Frequently Asked Questions from visitors to Harumichi YAMADA's English Pages
- The FAQ Page-


I am happy to receive e-mails from people all over the world. However, unfortunately, it is rather difficult for me to respond all the e-mails coming in. Here are some examples of typical questions I receive almost regularly. Your e-mails may be silently neglencted when it is sufficiently answered in this page.

Other types of e-mails silently neglected include commercially purposed inquiry, potential chain mail (including appeals or petitions), hoax and other generally unwelcomed e-mails.

If you think you sent a proper inquiry to the above address, and yet not answered for weeks, please try to re-send your message.
Since I receive more than 100 e-mails daily, including those from mailing lists, there is substantial possibility that I might dispose your e-mail by mistake. I would like to ask your patience and understanding on such situation.

[Last modified: 18th February, 2002]

How can I get a full-time teching job at Japanese universities ?
Where is information about a faculty posts in Japanese universities ?

You should understand that it is very difficult to have a job as a full-time faculty member in Japanese universities without sufficient fluency in Japanese language, for all the administrative procedures are done in Japanese.

In most cases, notice of available jobs are given only in Japanese.
If you are fluent in Japanese and your browser displays Japanese, check out the following page of Japan Research Career Information Network, which contains almost all academic jobs available through open-competition.

However, there should be few exceptional universities.International Christian University, for example, supply information in English about available faculty positions.

Unfortunately, however, ICU is a VERY exceptional example.

As you know, there is a strong demand for qualified native English teachers.
Though there may be quite a few exceptional cases, in most cases required qualifications are rather tough.
For example, let me quote several lines from a notice I found in above mentioned page of JRECIN early in 2002. The notice is from Hiroshima International University, and written only in Japanese.
Positions for full-time faculty member.
Teaching, Oral English, English Reading, English Writing and others.
Applicants should:
1) be native speakers of English,
2) have accomplished Master's or higher degrees (preferably be a PhD holder),
3) have published academic papers in the field of English education, applied linguistics, Western cultural studies, comperative cultural studies, and/or intercultural communication,
4) have experience in teaching at undegraduate level or higher, and
5) have sufficient fluency in Japanese.
In relation to the last point, HIU requires applicants to submit an essay written in Japanese on their view of English language education in Japan.
The case of HIU shows a typical example of the requirements usually asked for applicants.

The Japan Times often has adverts of available academic positions for English speakers.
If you have access to the Japan Times, it might be worth going through pages.

Above are all what I can provide you.
I am sorry for not being very helpful.
Thanks for your interests in Japan, and I hope you a good luck.

Harumichi YAMADA, DSc
Tokyo Keizai University

How can I find and enroll for courses provided in English language by Japanese universities ?

Although a number of universities in Japan have short-term courses for visiting or exchange students whose proficiency in Japanese is limited, courses fully given in English is very rare.
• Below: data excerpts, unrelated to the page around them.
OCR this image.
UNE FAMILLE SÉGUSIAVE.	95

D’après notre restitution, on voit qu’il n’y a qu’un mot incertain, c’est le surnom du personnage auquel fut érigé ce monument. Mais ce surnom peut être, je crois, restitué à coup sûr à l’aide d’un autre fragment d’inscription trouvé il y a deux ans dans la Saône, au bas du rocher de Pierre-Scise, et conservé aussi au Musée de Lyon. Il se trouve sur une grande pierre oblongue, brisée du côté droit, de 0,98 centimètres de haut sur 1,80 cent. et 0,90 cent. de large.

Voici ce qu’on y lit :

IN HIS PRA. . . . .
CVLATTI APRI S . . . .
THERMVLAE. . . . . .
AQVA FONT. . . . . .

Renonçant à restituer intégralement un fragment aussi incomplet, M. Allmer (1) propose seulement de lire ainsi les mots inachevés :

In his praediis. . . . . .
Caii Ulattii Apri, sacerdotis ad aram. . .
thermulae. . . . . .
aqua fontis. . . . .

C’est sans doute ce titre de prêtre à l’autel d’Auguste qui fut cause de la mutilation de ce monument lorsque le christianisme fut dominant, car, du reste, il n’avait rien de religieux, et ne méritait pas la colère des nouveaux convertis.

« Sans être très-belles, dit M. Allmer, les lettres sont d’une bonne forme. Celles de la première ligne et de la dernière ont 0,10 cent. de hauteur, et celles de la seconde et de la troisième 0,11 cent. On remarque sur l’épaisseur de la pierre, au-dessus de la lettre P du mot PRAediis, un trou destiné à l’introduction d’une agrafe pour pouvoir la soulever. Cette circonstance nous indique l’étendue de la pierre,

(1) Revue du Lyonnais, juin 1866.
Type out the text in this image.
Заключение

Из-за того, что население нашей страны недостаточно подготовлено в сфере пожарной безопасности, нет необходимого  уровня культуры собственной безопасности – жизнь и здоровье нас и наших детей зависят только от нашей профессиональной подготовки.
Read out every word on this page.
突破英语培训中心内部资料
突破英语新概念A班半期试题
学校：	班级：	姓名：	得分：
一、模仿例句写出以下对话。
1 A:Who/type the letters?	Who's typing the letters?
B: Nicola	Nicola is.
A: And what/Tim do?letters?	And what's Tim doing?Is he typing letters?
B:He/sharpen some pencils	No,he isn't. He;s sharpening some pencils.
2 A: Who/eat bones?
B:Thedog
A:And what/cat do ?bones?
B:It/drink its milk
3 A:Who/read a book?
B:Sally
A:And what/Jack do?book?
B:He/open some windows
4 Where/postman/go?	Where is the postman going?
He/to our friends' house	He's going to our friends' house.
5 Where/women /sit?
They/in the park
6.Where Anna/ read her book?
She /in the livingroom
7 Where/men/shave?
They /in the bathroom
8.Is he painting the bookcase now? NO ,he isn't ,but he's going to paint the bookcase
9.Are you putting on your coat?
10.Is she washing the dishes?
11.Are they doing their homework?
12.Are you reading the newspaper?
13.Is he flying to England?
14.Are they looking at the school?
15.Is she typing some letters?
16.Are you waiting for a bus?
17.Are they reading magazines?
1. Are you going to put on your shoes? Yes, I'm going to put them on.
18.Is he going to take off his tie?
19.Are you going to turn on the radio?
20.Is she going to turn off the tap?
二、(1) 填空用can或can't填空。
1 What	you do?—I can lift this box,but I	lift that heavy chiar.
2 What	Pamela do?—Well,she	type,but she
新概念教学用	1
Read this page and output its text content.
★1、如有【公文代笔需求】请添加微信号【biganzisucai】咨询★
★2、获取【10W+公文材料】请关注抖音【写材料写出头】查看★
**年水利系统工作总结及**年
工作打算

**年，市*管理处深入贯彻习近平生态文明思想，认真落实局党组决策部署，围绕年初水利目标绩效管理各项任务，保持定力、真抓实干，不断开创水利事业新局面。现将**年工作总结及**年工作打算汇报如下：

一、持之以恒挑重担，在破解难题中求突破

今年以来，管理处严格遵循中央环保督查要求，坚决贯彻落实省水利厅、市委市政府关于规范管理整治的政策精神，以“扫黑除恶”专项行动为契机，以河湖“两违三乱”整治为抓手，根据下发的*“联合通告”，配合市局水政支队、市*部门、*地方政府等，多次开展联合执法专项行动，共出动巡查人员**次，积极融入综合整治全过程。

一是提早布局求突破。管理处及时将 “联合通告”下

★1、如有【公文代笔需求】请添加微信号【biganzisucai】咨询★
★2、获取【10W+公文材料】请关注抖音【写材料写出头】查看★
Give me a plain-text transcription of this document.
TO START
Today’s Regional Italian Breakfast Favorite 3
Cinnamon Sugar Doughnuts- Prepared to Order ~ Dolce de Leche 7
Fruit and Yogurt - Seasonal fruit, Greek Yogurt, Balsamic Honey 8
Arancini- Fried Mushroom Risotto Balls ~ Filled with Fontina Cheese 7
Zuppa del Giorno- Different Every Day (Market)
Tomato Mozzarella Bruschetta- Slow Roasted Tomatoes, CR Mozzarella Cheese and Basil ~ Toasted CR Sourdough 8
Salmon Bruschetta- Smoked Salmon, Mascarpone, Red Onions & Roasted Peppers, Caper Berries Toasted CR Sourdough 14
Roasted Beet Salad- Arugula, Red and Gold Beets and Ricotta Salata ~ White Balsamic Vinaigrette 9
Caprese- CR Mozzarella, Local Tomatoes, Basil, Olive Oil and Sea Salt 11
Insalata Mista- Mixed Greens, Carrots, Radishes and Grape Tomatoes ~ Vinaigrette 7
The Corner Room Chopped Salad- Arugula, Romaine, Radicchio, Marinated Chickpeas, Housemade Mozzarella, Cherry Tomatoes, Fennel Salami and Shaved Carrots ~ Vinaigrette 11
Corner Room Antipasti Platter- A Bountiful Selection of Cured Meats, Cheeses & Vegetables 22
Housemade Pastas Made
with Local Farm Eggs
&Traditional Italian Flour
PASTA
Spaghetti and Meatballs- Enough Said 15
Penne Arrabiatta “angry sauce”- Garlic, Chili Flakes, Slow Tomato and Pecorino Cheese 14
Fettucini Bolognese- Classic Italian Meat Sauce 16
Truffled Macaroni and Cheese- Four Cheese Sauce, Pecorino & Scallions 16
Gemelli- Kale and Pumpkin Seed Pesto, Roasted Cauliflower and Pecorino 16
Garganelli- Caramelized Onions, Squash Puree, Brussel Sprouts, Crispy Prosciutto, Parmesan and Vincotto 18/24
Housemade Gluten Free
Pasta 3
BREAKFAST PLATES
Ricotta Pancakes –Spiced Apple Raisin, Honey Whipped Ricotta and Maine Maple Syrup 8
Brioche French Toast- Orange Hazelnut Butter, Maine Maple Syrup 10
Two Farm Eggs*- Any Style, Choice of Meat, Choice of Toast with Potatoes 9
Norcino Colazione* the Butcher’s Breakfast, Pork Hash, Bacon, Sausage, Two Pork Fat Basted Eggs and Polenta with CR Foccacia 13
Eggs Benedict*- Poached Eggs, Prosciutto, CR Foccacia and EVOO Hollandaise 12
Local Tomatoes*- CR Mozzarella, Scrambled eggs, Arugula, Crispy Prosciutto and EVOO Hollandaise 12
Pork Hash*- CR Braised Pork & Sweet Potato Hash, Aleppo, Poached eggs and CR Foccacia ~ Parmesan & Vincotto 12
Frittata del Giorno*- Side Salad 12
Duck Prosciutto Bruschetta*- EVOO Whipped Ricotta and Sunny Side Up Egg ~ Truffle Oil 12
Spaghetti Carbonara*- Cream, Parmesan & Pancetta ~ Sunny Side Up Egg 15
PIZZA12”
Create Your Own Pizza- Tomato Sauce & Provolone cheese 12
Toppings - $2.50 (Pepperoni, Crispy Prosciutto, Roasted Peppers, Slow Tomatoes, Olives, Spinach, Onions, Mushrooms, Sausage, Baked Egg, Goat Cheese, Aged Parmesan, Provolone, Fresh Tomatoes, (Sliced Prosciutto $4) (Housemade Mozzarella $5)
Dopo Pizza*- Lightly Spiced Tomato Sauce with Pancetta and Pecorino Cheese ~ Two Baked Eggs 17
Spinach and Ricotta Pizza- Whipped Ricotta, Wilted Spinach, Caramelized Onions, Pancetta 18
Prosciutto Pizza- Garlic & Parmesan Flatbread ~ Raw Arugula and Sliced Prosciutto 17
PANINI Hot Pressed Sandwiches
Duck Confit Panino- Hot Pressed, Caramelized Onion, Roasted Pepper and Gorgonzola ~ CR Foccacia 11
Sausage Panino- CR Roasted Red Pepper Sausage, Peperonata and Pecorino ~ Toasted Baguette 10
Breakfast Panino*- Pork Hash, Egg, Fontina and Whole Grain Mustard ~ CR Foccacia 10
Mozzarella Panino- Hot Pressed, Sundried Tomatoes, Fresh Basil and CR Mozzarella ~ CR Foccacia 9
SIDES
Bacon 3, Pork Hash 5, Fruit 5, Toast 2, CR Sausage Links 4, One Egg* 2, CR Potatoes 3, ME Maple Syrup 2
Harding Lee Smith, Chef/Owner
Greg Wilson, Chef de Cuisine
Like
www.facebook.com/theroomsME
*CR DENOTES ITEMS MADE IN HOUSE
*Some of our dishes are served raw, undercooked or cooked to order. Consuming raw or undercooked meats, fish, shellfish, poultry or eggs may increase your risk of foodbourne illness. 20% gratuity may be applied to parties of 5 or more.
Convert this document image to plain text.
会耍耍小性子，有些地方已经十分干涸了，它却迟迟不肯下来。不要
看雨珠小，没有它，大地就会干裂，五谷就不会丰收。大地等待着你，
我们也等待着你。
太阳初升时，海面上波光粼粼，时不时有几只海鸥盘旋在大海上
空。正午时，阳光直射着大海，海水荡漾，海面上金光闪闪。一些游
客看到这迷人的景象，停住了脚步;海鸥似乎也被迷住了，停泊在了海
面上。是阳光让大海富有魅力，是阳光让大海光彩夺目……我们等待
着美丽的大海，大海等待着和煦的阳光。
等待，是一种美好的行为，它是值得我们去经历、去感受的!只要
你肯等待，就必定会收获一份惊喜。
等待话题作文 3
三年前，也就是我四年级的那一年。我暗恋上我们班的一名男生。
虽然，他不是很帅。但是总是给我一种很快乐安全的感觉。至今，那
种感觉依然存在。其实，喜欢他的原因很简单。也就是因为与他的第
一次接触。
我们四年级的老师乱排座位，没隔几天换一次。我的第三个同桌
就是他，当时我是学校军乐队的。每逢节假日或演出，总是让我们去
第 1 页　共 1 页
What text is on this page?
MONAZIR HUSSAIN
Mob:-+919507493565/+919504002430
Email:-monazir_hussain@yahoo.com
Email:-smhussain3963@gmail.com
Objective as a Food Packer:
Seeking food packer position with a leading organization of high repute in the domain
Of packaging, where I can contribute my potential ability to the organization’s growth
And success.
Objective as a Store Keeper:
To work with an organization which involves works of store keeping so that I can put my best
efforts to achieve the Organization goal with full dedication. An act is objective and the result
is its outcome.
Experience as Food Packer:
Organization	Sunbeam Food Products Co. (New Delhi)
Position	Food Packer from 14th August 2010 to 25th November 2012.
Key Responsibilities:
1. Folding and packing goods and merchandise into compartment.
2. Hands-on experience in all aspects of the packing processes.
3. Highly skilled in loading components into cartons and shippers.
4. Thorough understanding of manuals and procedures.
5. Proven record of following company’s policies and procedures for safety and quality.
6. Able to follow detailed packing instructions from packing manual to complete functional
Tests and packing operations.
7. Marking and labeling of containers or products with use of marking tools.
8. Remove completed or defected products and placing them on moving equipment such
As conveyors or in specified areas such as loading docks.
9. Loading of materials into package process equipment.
Two famous exceptional universities in Tokyo are:

International Christian University, a Protestant university with long tradition of bilingual syllabi,


Sophia University, a Catholic University operated by the Society of Jesus, whose internaional department gives courses fully in English.

Information about courses available in Japanese universities is provided in English at the following site of Association for International Education, Japan:

Thanks for your interests in Japan, and I hope you a good luck.

Harumichi YAMADA, DSc
Tokyo Keizai University

How can I find a suitable superviser in applying for Japanese scholarships, especially for generous ones supplied by the Japanese government ?
Will you be my superviser ?

If you are seriously seeking possibilities to study in Japan with scholarship, you should be keen in choice of superviser. There is an apparent tendencies that most government scholarships go to the students who will study under renowned scholars who belong to national universities. Certain portion of grants may be given to private university applicants, but the competition is tougher.

It is not easy, however, to acquire a letter of acceptance from those well-established academics in national university. Simply sending e-mails would not work. If you are lucky enough, you may have your own present, or previous, supervisers who have friends among Japanese scholars. Such personal relationship is often, if not always, very important. Ask your supervisers if they know anybody who is suitable.

If you are not that lucky, check out the pages at the following site of Association for International Education, Japan:

Find a suitable course supplied by a national university, and try to go through English pages of the university in order to find a suitable superviser. Those academics who have good international experience and intention to accept international students should have their own English web pages. Try to write them both via e-mail, and neatly prepared post mail with your resume. Since many international students tend to try universities in Tokyo or other metropolitan area, academics of those universities are mostly getting bored of receiving such mails. You might have better chance if you contact national universities in other areas.

As for myself, I am happy to read your resume, and also happy to issue a letter of acceptance when your study interest matches mine. However, you should remember that I am teaching at a private university in Tokyo, and your chance of getting scholarship is quite limited, if not totally impossible, when you put my name as a superviser.

Thanks for your interests in Japan, and I hope you a good luck.